Fair trade makes sense for being expensive

 

Fair trade has always had a very intuitive impression to the public that it is more expensive than ordinary products, but in fact it is because there are always cheaper options. This sustainable trading system chooses to care about your health and future rather than being considerate of your wallet. There are three reasons:

 

1. The reasonable return to ensure the quality

Most fair trade products are produced in third world countries, which will give the public the illusion that the quality produced is inferior, but in fact, under the fair trade system, the income of small farmers is guaranteed, and they have the resources to improve the quality of agricultural products. To ensure that small farmers can have reasonable returns and to ensure certain quality of agricultural products.

 

2. Committed to protecting the environment

The process of a product reaching you is very complicated. The price on the product contains more than one number of information.

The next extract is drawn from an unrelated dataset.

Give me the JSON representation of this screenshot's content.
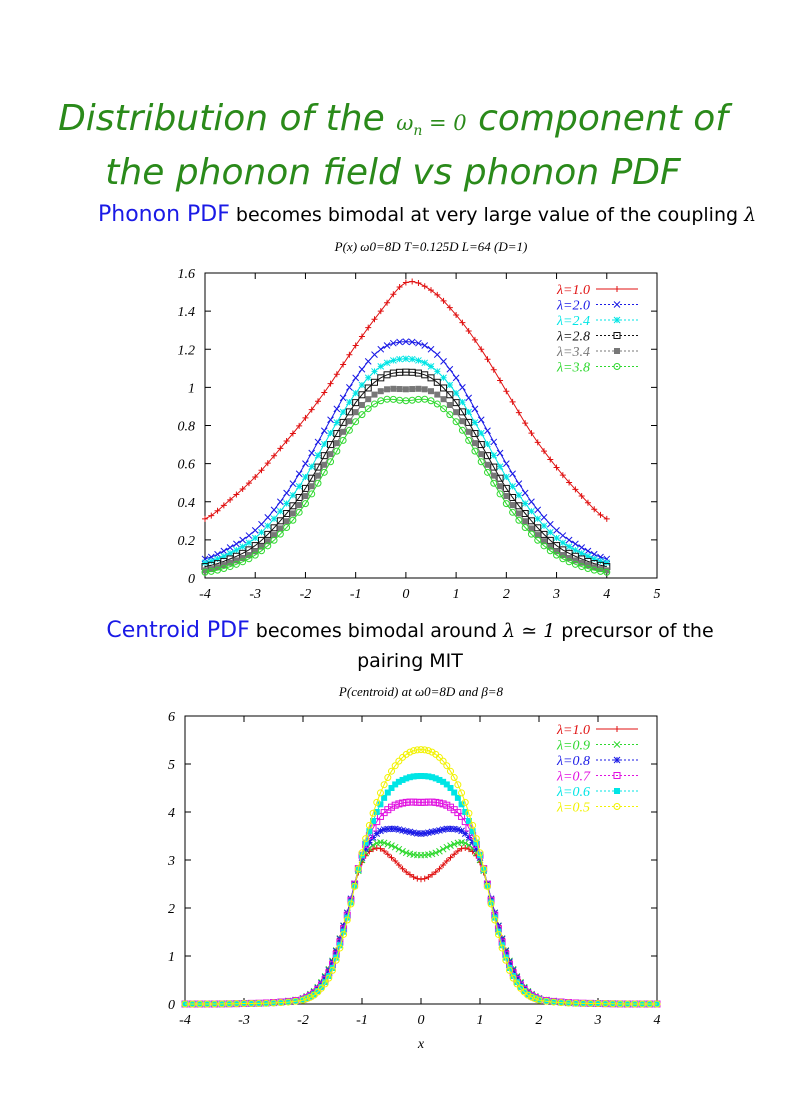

The reason behind the same price may be completely different. The expensive price may include excessive packaging, excessive profits, and high shelf fees. 3. Advertising costs are passed on; low prices may have paid the difference for you from hidden costs, including the invisible social and health costs of using fertilizers, damaging the environment, choosing inferior raw materials, poor hygiene, and exploiting labor.

 

The fair trade operation model emphasizes environmental sustainability and is destined to have higher costs. The “expensive” part of this is precisely the invisible social costs and health costs.


3. Small production scale, and every product is treated with care

Fair trade products are still a minority in the market, and currently only account for 1% of global physical commodities. Most producers adopt the simplest small-scale production mode, and the relative production time and cost are relatively high. If the demand for fair trade products can gradually increase in the future and reach economies of scale, prices will naturally decrease.

 

In fact, the price of fair trade products does have a downward trend. For example, in 2003, fair trade coffee was about one pound more expensive than average coffee, but now it is only about 0.1 pound more expensive.

 

The farmers of the Third World seem to be very far away from us, but in fact, our daily necessities are closely related to them under globalization, so participating in the fair trade movement is not only to protect producers, protect the environment, to join and expand the fair trade market and ideas, but also to love ourselves An option.